Johnston explained that application-specific integrated circuit (ASIC) miners are a highly compelling use case for the company's orbital data centers. He detailed a stark cost difference, noting that a 1-kilowatt ASIC costs approximately $1,000, whereas a 1-kilowatt Nvidia B200 GPU chip costs around $30,000. This makes ASICs about 30 times less expensive per watt, providing a powerful financial incentive for moving these specific computational loads into orbit.
Starcloud's Bitcoin mining ambition is part of a broader strategy to address the massive energy requirements of modern computing.
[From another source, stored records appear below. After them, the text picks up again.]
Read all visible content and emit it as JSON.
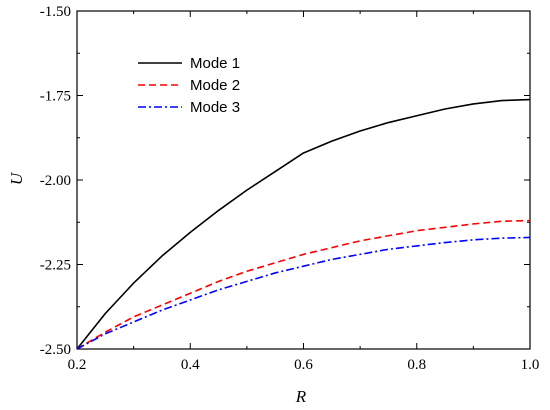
{
  "chart_data": {
    "type": "line",
    "title": "",
    "xlabel": "R",
    "ylabel": "U",
    "xlim": [
      0.2,
      1.0
    ],
    "ylim": [
      -2.5,
      -1.5
    ],
    "x_ticks": [
      0.2,
      0.4,
      0.6,
      0.8,
      1.0
    ],
    "x_tick_labels": [
      "0.2",
      "0.4",
      "0.6",
      "0.8",
      "1.0"
    ],
    "y_ticks": [
      -2.5,
      -2.25,
      -2.0,
      -1.75,
      -1.5
    ],
    "y_tick_labels": [
      "-2.50",
      "-2.25",
      "-2.00",
      "-1.75",
      "-1.50"
    ],
    "grid": false,
    "legend_position": "top-left",
    "series": [
      {
        "name": "Mode 1",
        "color": "#000000",
        "style": "solid",
        "x": [
          0.2,
          0.25,
          0.3,
          0.35,
          0.4,
          0.45,
          0.5,
          0.55,
          0.6,
          0.65,
          0.7,
          0.75,
          0.8,
          0.85,
          0.9,
          0.95,
          1.0
        ],
        "y": [
          -2.5,
          -2.395,
          -2.305,
          -2.225,
          -2.155,
          -2.09,
          -2.03,
          -1.975,
          -1.92,
          -1.885,
          -1.855,
          -1.83,
          -1.81,
          -1.79,
          -1.775,
          -1.765,
          -1.762
        ]
      },
      {
        "name": "Mode 2",
        "color": "#ff0000",
        "style": "dashed",
        "x": [
          0.2,
          0.25,
          0.3,
          0.35,
          0.4,
          0.45,
          0.5,
          0.55,
          0.6,
          0.65,
          0.7,
          0.75,
          0.8,
          0.85,
          0.9,
          0.95,
          1.0
        ],
        "y": [
          -2.5,
          -2.45,
          -2.405,
          -2.37,
          -2.335,
          -2.3,
          -2.27,
          -2.245,
          -2.22,
          -2.2,
          -2.18,
          -2.165,
          -2.15,
          -2.14,
          -2.13,
          -2.122,
          -2.12
        ]
      },
      {
        "name": "Mode 3",
        "color": "#0000ff",
        "style": "dashdot",
        "x": [
          0.2,
          0.25,
          0.3,
          0.35,
          0.4,
          0.45,
          0.5,
          0.55,
          0.6,
          0.65,
          0.7,
          0.75,
          0.8,
          0.85,
          0.9,
          0.95,
          1.0
        ],
        "y": [
          -2.5,
          -2.455,
          -2.42,
          -2.385,
          -2.355,
          -2.325,
          -2.3,
          -2.275,
          -2.255,
          -2.235,
          -2.22,
          -2.205,
          -2.195,
          -2.185,
          -2.177,
          -2.172,
          -2.17
        ]
      }
    ]
  }
}
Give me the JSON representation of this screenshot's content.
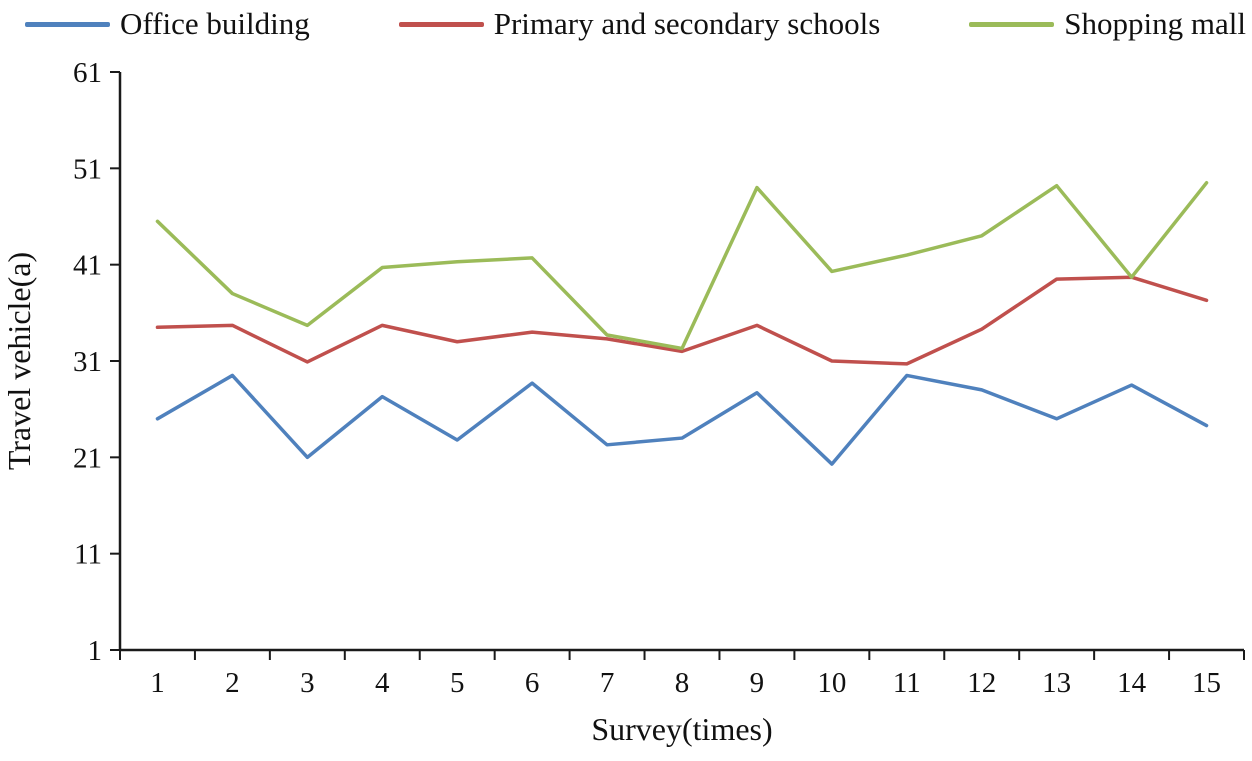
{
  "chart_data": {
    "type": "line",
    "title": "",
    "xlabel": "Survey(times)",
    "ylabel": "Travel vehicle(a)",
    "categories": [
      "1",
      "2",
      "3",
      "4",
      "5",
      "6",
      "7",
      "8",
      "9",
      "10",
      "11",
      "12",
      "13",
      "14",
      "15"
    ],
    "ylim": [
      1,
      61
    ],
    "yticks": [
      1,
      11,
      21,
      31,
      41,
      51,
      61
    ],
    "grid": false,
    "legend_position": "top",
    "series": [
      {
        "name": "Office building",
        "color": "#4F81BD",
        "values": [
          25,
          29.5,
          21,
          27.3,
          22.8,
          28.7,
          22.3,
          23,
          27.7,
          20.3,
          29.5,
          28,
          25,
          28.5,
          24.3
        ]
      },
      {
        "name": "Primary and secondary schools",
        "color": "#C0504D",
        "values": [
          34.5,
          34.7,
          30.9,
          34.7,
          33,
          34,
          33.3,
          32,
          34.7,
          31,
          30.7,
          34.3,
          39.5,
          39.7,
          37.3
        ]
      },
      {
        "name": "Shopping mall",
        "color": "#9BBB59",
        "values": [
          45.5,
          38,
          34.7,
          40.7,
          41.3,
          41.7,
          33.7,
          32.3,
          49,
          40.3,
          42,
          44,
          49.2,
          39.7,
          49.5
        ]
      }
    ]
  }
}
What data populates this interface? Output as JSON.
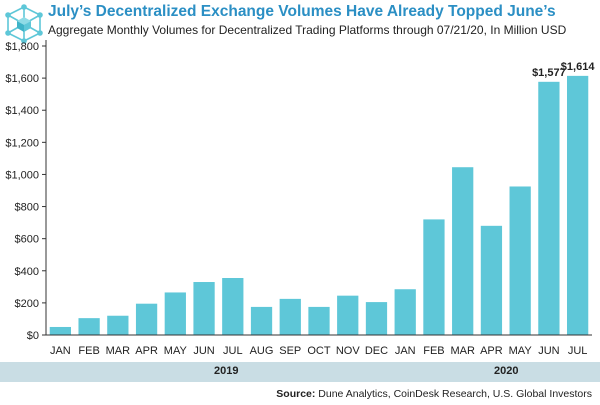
{
  "header": {
    "title": "July’s Decentralized Exchange Volumes Have Already Topped June’s",
    "subtitle": "Aggregate Monthly Volumes for Decentralized Trading Platforms through 07/21/20, In Million USD"
  },
  "footer": {
    "source_label": "Source:",
    "source_text": "Dune Analytics, CoinDesk Research, U.S. Global Investors"
  },
  "colors": {
    "bar": "#5ec7d8",
    "title": "#2b8fc4",
    "band": "#c9dde4"
  },
  "chart_data": {
    "type": "bar",
    "title": "July’s Decentralized Exchange Volumes Have Already Topped June’s",
    "subtitle": "Aggregate Monthly Volumes for Decentralized Trading Platforms through 07/21/20, In Million USD",
    "categories": [
      "JAN",
      "FEB",
      "MAR",
      "APR",
      "MAY",
      "JUN",
      "JUL",
      "AUG",
      "SEP",
      "OCT",
      "NOV",
      "DEC",
      "JAN",
      "FEB",
      "MAR",
      "APR",
      "MAY",
      "JUN",
      "JUL"
    ],
    "values": [
      50,
      105,
      120,
      195,
      265,
      330,
      355,
      175,
      225,
      175,
      245,
      205,
      285,
      720,
      1045,
      680,
      925,
      1577,
      1614
    ],
    "year_groups": [
      {
        "label": "2019",
        "from": 0,
        "to": 11
      },
      {
        "label": "2020",
        "from": 12,
        "to": 18
      }
    ],
    "data_labels": [
      {
        "index": 17,
        "text": "$1,577"
      },
      {
        "index": 18,
        "text": "$1,614"
      }
    ],
    "yticks": [
      "$0",
      "$200",
      "$400",
      "$600",
      "$800",
      "$1,000",
      "$1,200",
      "$1,400",
      "$1,600",
      "$1,800"
    ],
    "ylim": [
      0,
      1800
    ],
    "xlabel": "",
    "ylabel": "",
    "grid": false,
    "legend": "none"
  }
}
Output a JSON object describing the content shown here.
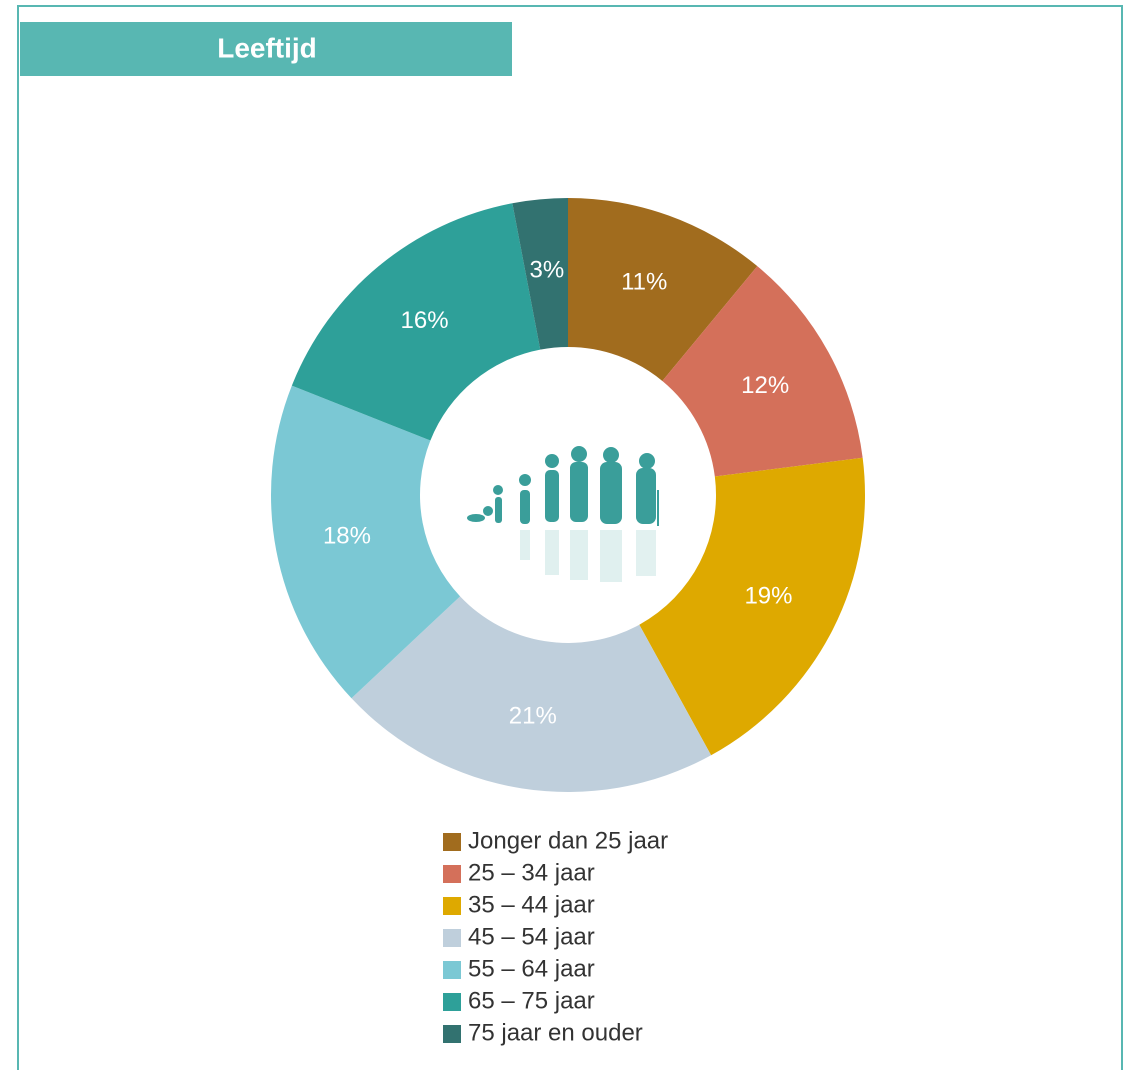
{
  "chart_data": {
    "type": "donut",
    "title": "Leeftijd",
    "categories": [
      "Jonger dan 25 jaar",
      "25 – 34 jaar",
      "35 – 44 jaar",
      "45 – 54 jaar",
      "55 – 64 jaar",
      "65 – 75 jaar",
      "75 jaar en ouder"
    ],
    "values": [
      11,
      12,
      19,
      21,
      18,
      16,
      3
    ],
    "value_labels": [
      "11%",
      "12%",
      "19%",
      "21%",
      "18%",
      "16%",
      "3%"
    ],
    "colors": [
      "#A16C1E",
      "#D4705A",
      "#DEA900",
      "#BFCFDC",
      "#7BC8D4",
      "#2EA099",
      "#327270"
    ],
    "legend": "bottom"
  }
}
Founded in early 2024 to support artificial intelligence workloads, the company successfully launched its first satellite with an NVIDIA H100 GPU in November. This established the technical precedent for operating high-performance computing hardware in space.
The long-term vision is to shift Bitcoin's entire global energy consumption, estimated at 20 gigawatts, from terrestrial power grids to space-based solar power. Johnston argues that performing this energy-intensive work on Earth is inefficient. Starcloud plans to build out a constellation of approximately 88,000 satellites to create a network of solar-powered data centers, fundamentally reshaping the infrastructure of digital asset mining.